Liberian members of Charles Taylor’s rebel group who assisted Sierra Leonean rebels during the West African country’s civil conflict were not sent by the former Liberian president, but did so voluntarily, a defense witness for Mr. Taylor told Special Court for Sierra Leone judges in The Hague today.
The defense witness is testifying with partial protective measures and is therefore only identified by Pseudonym Number DCT-292. The witness, who lived in Liberia before Mr. Taylor’s National Patriotic Front of Liberia (NPFL) rebels invaded the country in 1989, said he later joined Revolutionary United Front (RUF) rebels in Sierra Leone, a rebel group that Mr. Taylor is on trial for allegedly providing support for through supply of arms and ammunition in return for supply of diamonds. Mr. Taylor has denied the allegations against him.
Prosecutors say that when the conflict started in Sierra Leone in 1991, Mr. Taylor provided NPFL personnel who helped RUF rebels to attack Sierra Leonean towns and villages.
Under cross-examination today, DCT-292 told the court that the NPFL fighters who went to Sierra Leone did so voluntarily and allegations that they were sent by Mr. Taylor were wrong. The witness mentioned that NPFL commanders Anthony Menkunagbe, Dupoe Menkazohn, Francis Menwon, and Nixon Gaye, among many others, volunteered to help the RUF in Sierra Leone. These Liberian fighters, prosecution witnesses have said, committed atrocities in Sierra Leone and were later forced to leave the country. The witness said that he cautioned RUF leader Foday Sankoh to seek advice from Mr. Taylor even though the men had indicated that they were in Sierra Leone to help the RUF voluntarily. Prosecution counsel Nicholas Koumjian had his doubts.
“Sir, when you said that he [Foday Sankoh] should go talk to Charles Taylor, that was because you knew that these Liberian soldiers who were creating the problems were under the command of Charles Taylor, correct?” Mr. Koumjian asked the witness.

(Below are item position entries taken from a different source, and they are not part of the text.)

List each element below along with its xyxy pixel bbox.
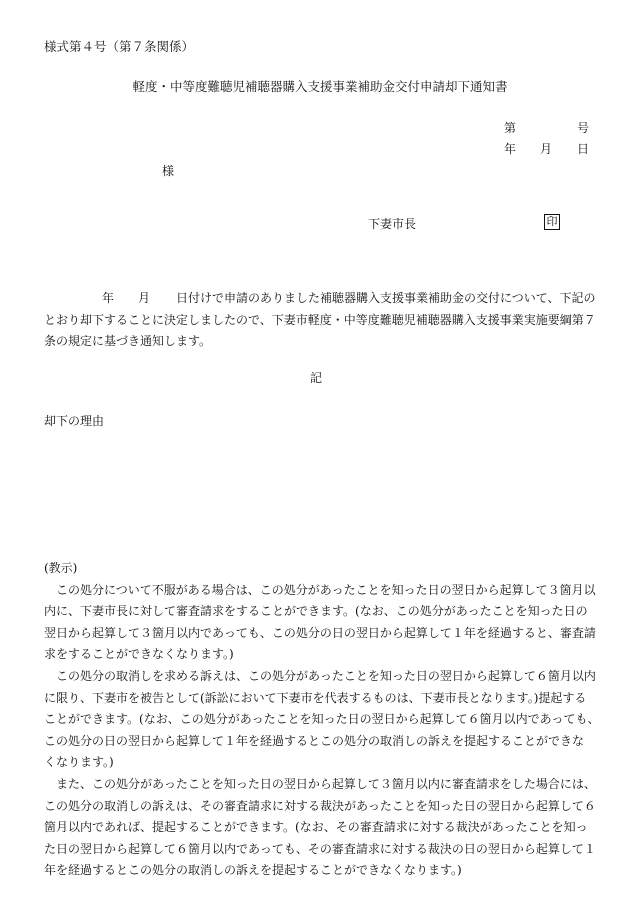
notice-line: この処分の取消しの訴えは、その審査請求に対する裁決があったことを知った日の翌日から起算して６ bbox=[44, 798, 596, 813]
ki-heading: 記 bbox=[309, 371, 322, 385]
notice-heading: (教示) bbox=[44, 561, 78, 575]
notice-line: この処分の日の翌日から起算して１年を経過するとこの処分の取消しの訴えを提起することができな bbox=[44, 733, 585, 748]
notice-line: くなります。) bbox=[44, 755, 114, 770]
appeal-notice bbox=[44, 558, 600, 882]
number-suffix: 号 bbox=[577, 121, 590, 135]
date-day: 日 bbox=[577, 142, 590, 156]
body-paragraph bbox=[44, 288, 596, 353]
notice-line: 年を経過するとこの処分の取消しの訴えを提起することができなくなります。) bbox=[44, 863, 462, 878]
notice-line: 箇月以内であれば、提起することができます。(なお、その審査請求に対する裁決があったことを知っ bbox=[44, 820, 588, 835]
form-number: 様式第４号（第７条関係） bbox=[44, 39, 195, 54]
notice-line: この処分の取消しを求める訴えは、この処分があったことを知った日の翌日から起算して６箇月以内 bbox=[56, 668, 596, 683]
body-line-1 bbox=[44, 288, 596, 310]
number-prefix: 第 bbox=[504, 121, 517, 135]
addressee-honorific: 様 bbox=[162, 164, 175, 178]
document-title: 軽度・中等度難聴児補聴器購入支援事業補助金交付申請却下通知書 bbox=[132, 79, 508, 94]
notice-line: に限り、下妻市を被告として(訴訟において下妻市を代表するものは、下妻市長となります。)提起する bbox=[44, 690, 587, 705]
body-line-2: とおり却下することに決定しましたので、下妻市軽度・中等度難聴児補聴器購入支援事業実施要綱第７ bbox=[44, 312, 596, 327]
notice-line: 内に、下妻市長に対して審査請求をすることができます。(なお、この処分があったことを知った日の bbox=[44, 604, 588, 619]
notice-line: た日の翌日から起算して６箇月以内であっても、その審査請求に対する裁決の日の翌日から起算して１ bbox=[44, 841, 596, 856]
notice-line: 翌日から起算して３箇月以内であっても、この処分の日の翌日から起算して１年を経過すると、審査請 bbox=[44, 625, 596, 640]
date-year: 年 bbox=[504, 142, 517, 156]
seal-mark: 印 bbox=[544, 214, 560, 230]
issuer-name: 下妻市長 bbox=[368, 217, 417, 231]
body-line-1-text: 日付けで申請のありました補聴器購入支援事業補助金の交付について、下記の bbox=[176, 291, 596, 305]
body-line-3: 条の規定に基づき通知します。 bbox=[44, 334, 212, 348]
notice-line: また、この処分があったことを知った日の翌日から起算して３箇月以内に審査請求をした場合には、 bbox=[56, 776, 596, 791]
rejection-reason-label: 却下の理由 bbox=[44, 414, 105, 428]
notice-line: この処分について不服がある場合は、この処分があったことを知った日の翌日から起算して３箇月以 bbox=[56, 582, 596, 597]
notice-line: ことができます。(なお、この処分があったことを知った日の翌日から起算して６箇月以内であっても、 bbox=[44, 712, 600, 727]
body-year: 年 bbox=[102, 291, 115, 305]
body-month: 月 bbox=[138, 291, 151, 305]
notice-line: 求をすることができなくなります。) bbox=[44, 647, 234, 662]
date-month: 月 bbox=[540, 142, 553, 156]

In his response, the witness said that “when they came they said they were not under the supervision, so I came to conclude that it was not Charles Taylor that sent these people.”
“I told Foday Sankoh to go back and tell Charles Taylor about it,” he added.
“Becauase you understood Charles Taylor was able to command those men, correct?” Mr. Koumjian asked again.
“He was their leader, yes, he can command them,” the witness responded.
On prosecution suggestion as to why he did not ask Mr. Sankoh to inform Amos Sawyer, who was the interim Liberian president at that time, the witness agreed with Mr. Koumjian that it was Mr. Taylor who had control over the Liberian fighters.
The witness also told the court that the relationship between the NPFL fighters in Sierra Leone and their RUF counterparts broke up when RUF members tried to initiate the NPFL rebels into a secret society. When the NPFL rebels heard about the plan to initiate them into the secret society, they went on the rampage, killing an RUF senior fighter and maltreating some other members of the Sierra Leone rebel group, the witness explained. He said that after consulting Mr. Taylor, RUF leader Mr. Sankoh expelled the NPFL fighters from Sierra Leone.
“He [Sankoh] left and when he came back, he came and told the people, you have come but what you are doing is not in the interest of the revolution, therefore, I have given you 48 hours to move from Sierra Leone,” he said.
Asked whether Mr. Sankoh told them he had agreed to something with Mr. Taylor, the witness said that “he didn’t discuss that with me at all sir.”
The cross-examination of the witness continues tomorrow.